One of the strongest responses to the Social Welfare Bill, in rhetorical terms at least, came from SIPTU general president, Jack O'Connor.  He said that the proposals were “heartless” and “reprehensible beyond belief”, and compared them to the 19th Century Poor Law regime.   For him they were another example of the Government refusing to balance “the burden of adjustment in society” and pandering to “the whims of those at the top of the banking system and the international money markets."  However, he refuses to acknowledge the responsibility of the trade union leadership in bringing such a situation about.  For throughout the economic crisis it has sought to dampen down and dissipate any opposition, accepting that workers had to make sacrifices for the “good” of the country.  In this it has actually facilitated the financial bailout and the looting of public services to pay for it.  The most recent example of this is the Croke Park Agreement, under which workers are being asked to give up their terms and conditions in the hope of maintaining current pay rates for three years.  However, that can only be achieved by bearing down more harshly on the non-pay elements of public spending such as social security.  Jack O’Connor may rage against the Social Welfare Bill, but it is a direct result of the series of the agreements he and other trade union leaders have made with the Government and employers.   The more the trade union leadership have accommodated the harder their rhetoric has become.  However, the increasing fiery speeches of Jack O’Connor and Co cannot cover the defeats they have delivered for the working class. 

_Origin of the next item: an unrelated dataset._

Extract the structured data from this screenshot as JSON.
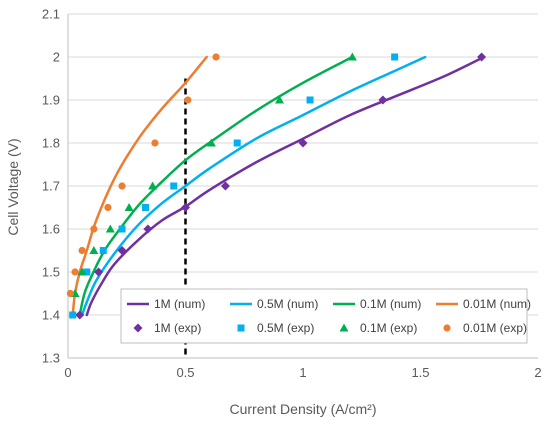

Workers cannot assume that sacrifices are at an end, or that the worst of the crisis is over.  The Government has already signalled its intention to cut €3bn in spending in the next budget and similar amounts in following years.   With the costs of the financial bailout growing the scale of these cuts is likely to be even greater.  If this is to be avoided trade unions need to be restored as independent organisations that can effectively defend their members and the broader working class.   While the rejection of the Croke Park Agreement by public sector workers would be an advance for this process, only with the overthrown of the current leadership could it be achieved fully.   This is the urgent task facing social and trace union activists.